Another thing this movie does well is the portrait of vampire life. It often happens in modern vampire films that you get to much of the good side of vice versa, but in best Interview with the Vampire style we get a balanced portrayal. Sure, immortality is great, you can party all night and never grow old and die but all the people you love will grow old and die while you stay the same. If you find a mortal that you really love you can't be with him because of risk you might kill him in the heat of the moment. This is portrayed very well through vampires Charlotte( the very talented Jenny Ulrich) and Nora( the lovely Anna Fischer) who are most well written and well acted characters in the film. Both of them have very heartbreaking scenes in the second half of the movie but I won't tell you more than that.
Other than that, the special effects are done well and the music is great. The soundtrack is filled with great songs that not only add to the atmosphere but works as a Greek chorus, commenting on the plot and the feelings of the characters.
Gansel's directing is outstanding. Following the "show, don't tell" principle he allows his actors to often do the most emotional scenes without dialog. Instead, the looks on the actors faces tells the emotional turmoil behind them. The effect is wonderful. One strange result however is that the word "vampire" is never mentioned. The movie is so good at making us understand that is does not have to.
The negative parts on the other hand is the romance between Lena and Officer Tom(Max Riemelt) I could buy that these people care for one another cause the film builds it up to that in a fine way, but that they fall in love? No, I don't buy that. It douse not feel like there is any hint at romance. As I said, it's oblivious they could and should care for each other but a romance seemed to be forced in by the producers. The relationship between Lena and Tom is to undeveloped for that.
Also, without spoiling anything, the ending was a bit rushed and could have lasted a little longer. It comes off as much weaker than the rest of the film. But it does not destroy the rest of the film.
There is not much violence. Most of it is off-screen deaths and dead, bloody bodies. There is a not graphic bite, but there is also one very graphic scene where Charlotte takes paper cut to a new level. That will sure to satisfy the gore hounds and is the best death in a vampire-movie since the lawn gnome-scene in Frostbitten.

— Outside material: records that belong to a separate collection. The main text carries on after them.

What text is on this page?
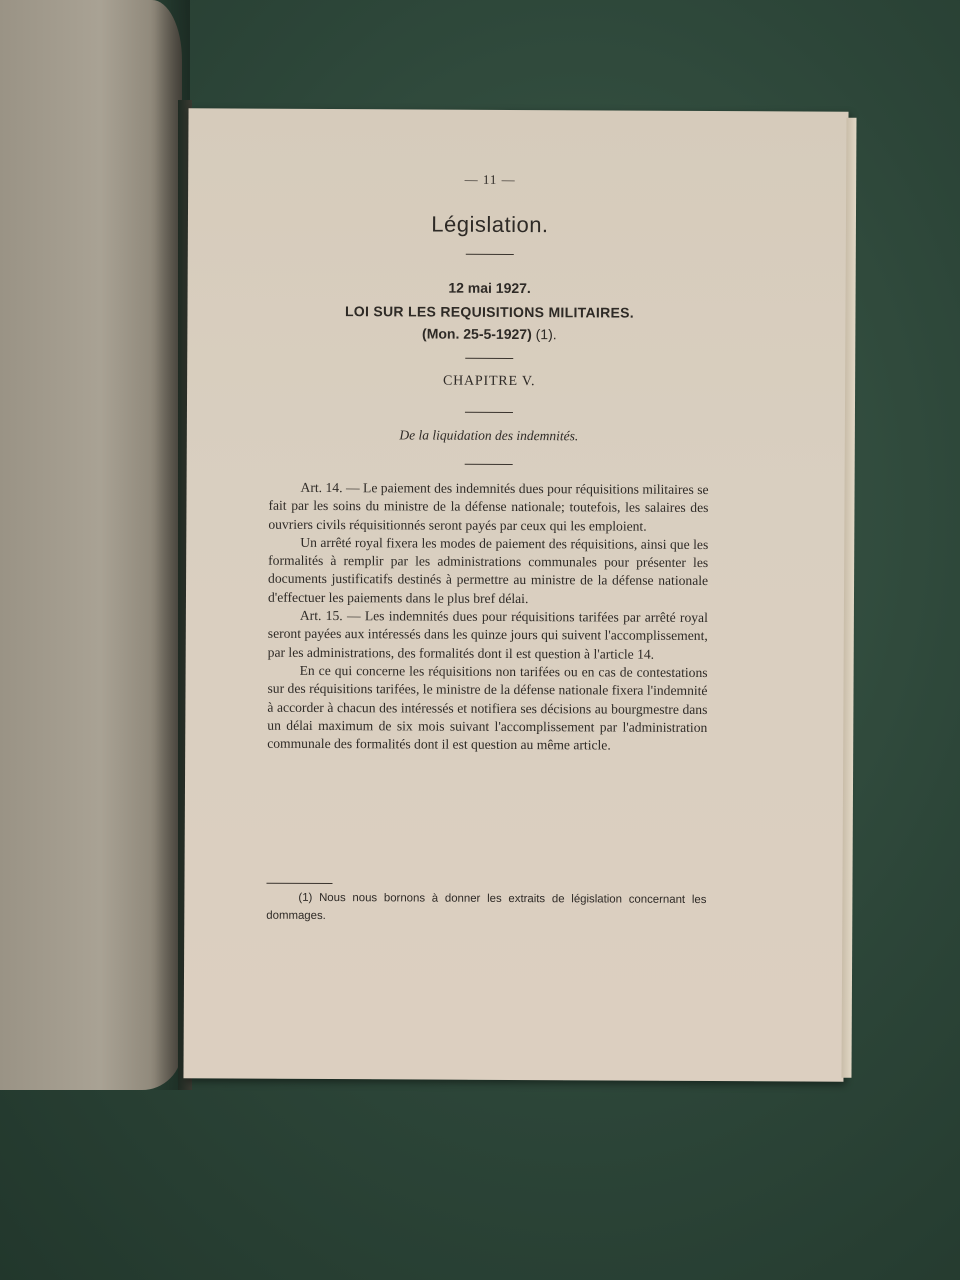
— 11 —
Législation.
12 mai 1927.
LOI SUR LES REQUISITIONS MILITAIRES.
(Mon. 25-5-1927) (1).
CHAPITRE V.
De la liquidation des indemnités.

Art. 14. — Le paiement des indemnités dues pour réquisitions militaires se fait par les soins du ministre de la défense nationale; toutefois, les salaires des ouvriers civils réquisitionnés seront payés par ceux qui les emploient.

Un arrêté royal fixera les modes de paiement des réquisitions, ainsi que les formalités à remplir par les administrations communales pour présenter les documents justificatifs destinés à permettre au ministre de la défense nationale d'effectuer les paiements dans le plus bref délai.

Art. 15. — Les indemnités dues pour réquisitions tarifées par arrêté royal seront payées aux intéressés dans les quinze jours qui suivent l'accomplissement, par les administrations, des formalités dont il est question à l'article 14.

En ce qui concerne les réquisitions non tarifées ou en cas de contestations sur des réquisitions tarifées, le ministre de la défense nationale fixera l'indemnité à accorder à chacun des intéressés et notifiera ses décisions au bourgmestre dans un délai maximum de six mois suivant l'accomplissement par l'administration communale des formalités dont il est question au même article.

(1) Nous nous bornons à donner les extraits de législation concernant les dommages.
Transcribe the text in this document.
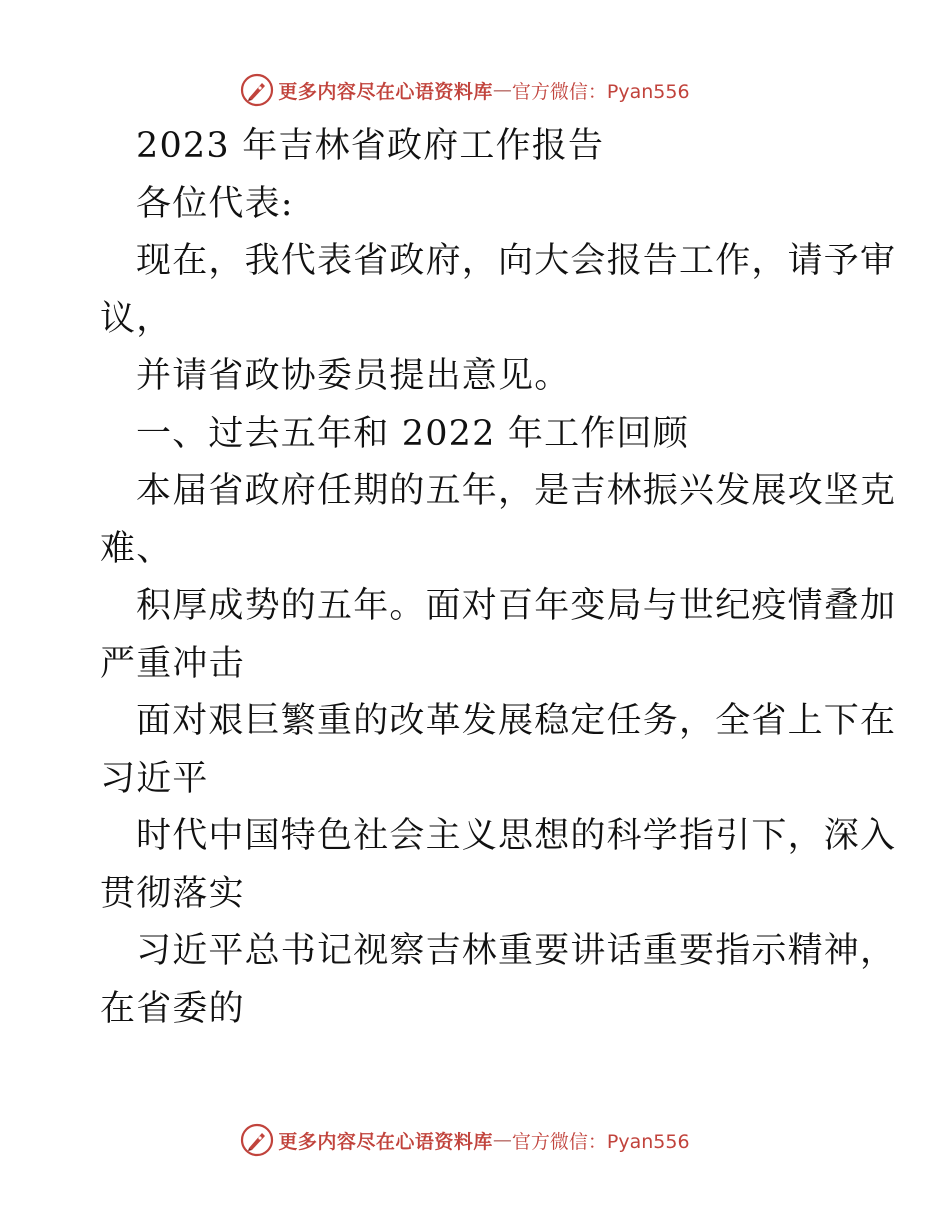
更多内容尽在心语资料库 — 官方微信：Pyan556
2023 年吉林省政府工作报告
各位代表:
现在，我代表省政府，向大会报告工作，请予审
议，
并请省政协委员提出意见。
一、过去五年和 2022 年工作回顾
本届省政府任期的五年，是吉林振兴发展攻坚克
难、
积厚成势的五年。面对百年变局与世纪疫情叠加
严重冲击
面对艰巨繁重的改革发展稳定任务，全省上下在
习近平
时代中国特色社会主义思想的科学指引下，深入
贯彻落实
习近平总书记视察吉林重要讲话重要指示精神，
在省委的
更多内容尽在心语资料库 — 官方微信：Pyan556
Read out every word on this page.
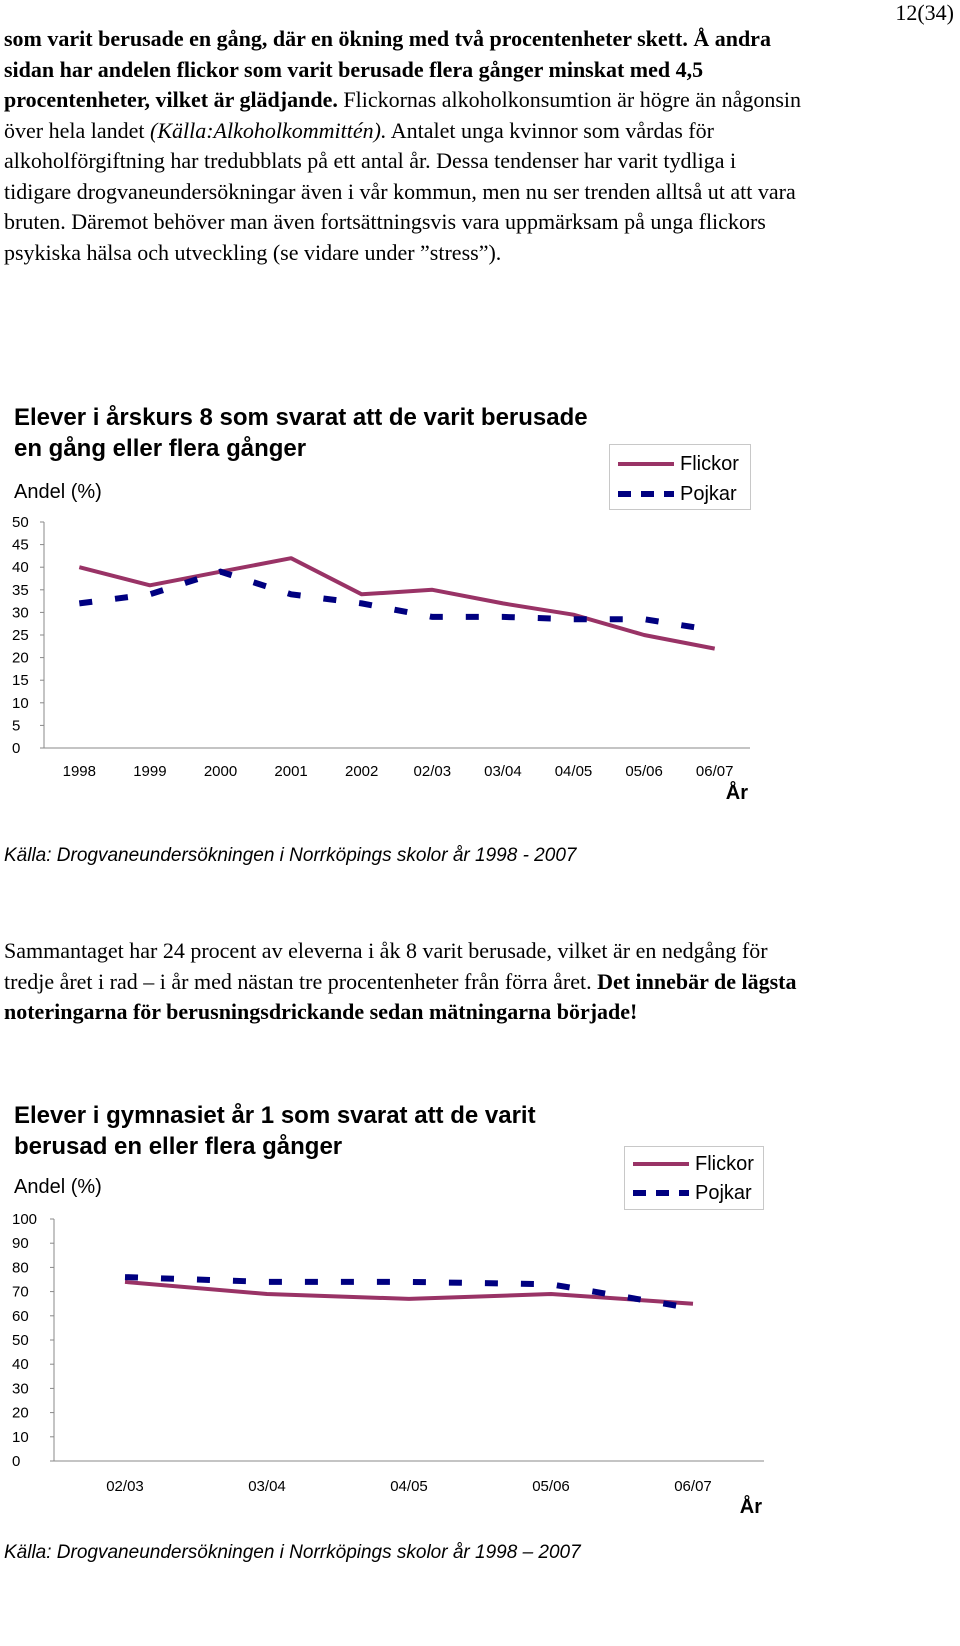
12(34)
som varit berusade en gång, där en ökning med två procentenheter skett. Å andra sidan har andelen flickor som varit berusade flera gånger minskat med 4,5 procentenheter, vilket är glädjande. Flickornas alkoholkonsumtion är högre än någonsin över hela landet (Källa:Alkoholkommittén). Antalet unga kvinnor som vårdas för alkoholförgiftning har tredubblats på ett antal år. Dessa tendenser har varit tydliga i tidigare drogvaneundersökningar även i vår kommun, men nu ser trenden alltså ut att vara bruten. Däremot behöver man även fortsättningsvis vara uppmärksam på unga flickors psykiska hälsa och utveckling (se vidare under ”stress”).
Elever i årskurs 8 som svarat att de varit berusade en gång eller flera gånger
Andel (%)
Flickor
Pojkar
Källa: Drogvaneundersökningen i Norrköpings skolor år 1998 - 2007
0
5
10
15
20
25
30
35
40
45
50
1998 1999 2000 2001 2002 02/03 03/04 04/05 05/06 06/07
År
Sammantaget har 24 procent av eleverna i åk 8 varit berusade, vilket är en nedgång för tredje året i rad – i år med nästan tre procentenheter från förra året. Det innebär de lägsta noteringarna för berusningsdrickande sedan mätningarna började!
Elever i gymnasiet år 1 som svarat att de varit berusad en eller flera gånger
Andel (%)
Flickor
Pojkar
Källa: Drogvaneundersökningen i Norrköpings skolor år 1998 – 2007
0
10
20
30
40
50
60
70
80
90
100
02/03	03/04	04/05	05/06	06/07
År
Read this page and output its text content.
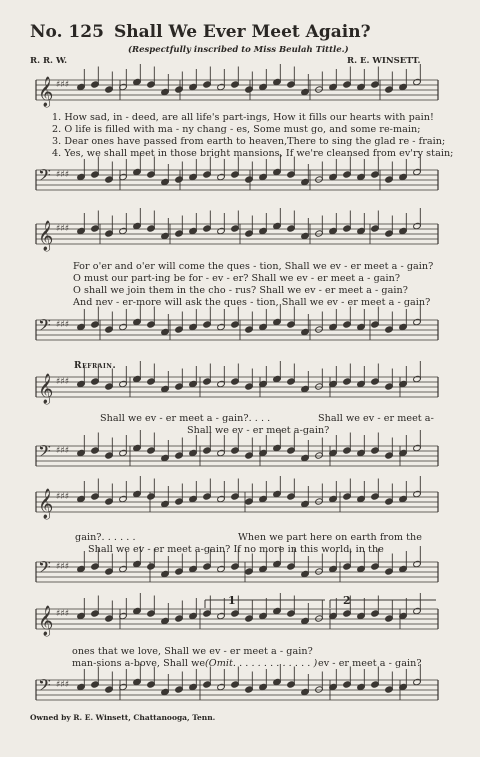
No. 125 Shall We Ever Meet Again?
(Respectfully inscribed to Miss Beulah Tittle.)
R. R. W.	R. E. WINSETT.
𝄞 ♯♯♯
𝄢 ♯♯♯
𝄞 ♯♯♯
𝄢 ♯♯♯
𝄞 ♯♯♯
𝄢 ♯♯♯
𝄞 ♯♯♯
𝄢 ♯♯♯
𝄞 ♯♯♯
𝄢 ♯♯♯
1. How sad, in - deed, are all life's part-ings, How it fills our hearts with pain!
2. O life is filled with ma - ny chang - es, Some must go, and some re-main;
3. Dear ones have passed from earth to heaven,There to sing the glad re - frain;
4. Yes, we shall meet in those bright mansions, If we're cleansed from ev'ry stain;
For o'er and o'er will come the ques - tion, Shall we ev - er meet a - gain?
O must our part-ing be for - ev - er? Shall we ev - er meet a - gain?
O shall we join them in the cho - rus? Shall we ev - er meet a - gain?
And nev - er-more will ask the ques - tion, Shall we ev - er meet a - gain?
Refrain.
Shall we ev - er meet a - gain?. . . .	Shall we ev - er meet a-
Shall we ev - er meet a-gain?
gain?. . . . . .	When we part here on earth from the
Shall we ev - er meet a-gain? If no more in this world, in the
1	2
ones that we love, Shall we ev - er meet a - gain?
man-sions a-bove, Shall we (Omit. . . . . . . . . . . . . ) ev - er meet a - gain?
Owned by R. E. Winsett, Chattanooga, Tenn.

Wir sind die Nacht does not really add anything to the vampire mythology, but has it's fair place within it. The vampires are beautiful, but deadly as it should be. Don't ask for originality( the only one you get is the fact that the girl vampires of the world have killed off all the vampire men), but expect a nice and great looking thrill ride. Wir sind die Nacht also has a great re-watch value which is always a huge plus.
The cinematography reflects the damaged characters. Just as they may appear glamorous they are really hurt inside.Torsten Breuer films the night scenes in vivid and spectacular color while the day scenes are shoot in a way that makes the light of the sun seem cold and the city of Berlin look dirty and not glamorous at all. When brought into light, we see what how tragic these characters are. There are no villains, just damaged people who needs love, but that is denied from them.
In 1979, Werner Herzog showed that Germany knew their vampires, and in 2010 Dennis Gansel shows they still does.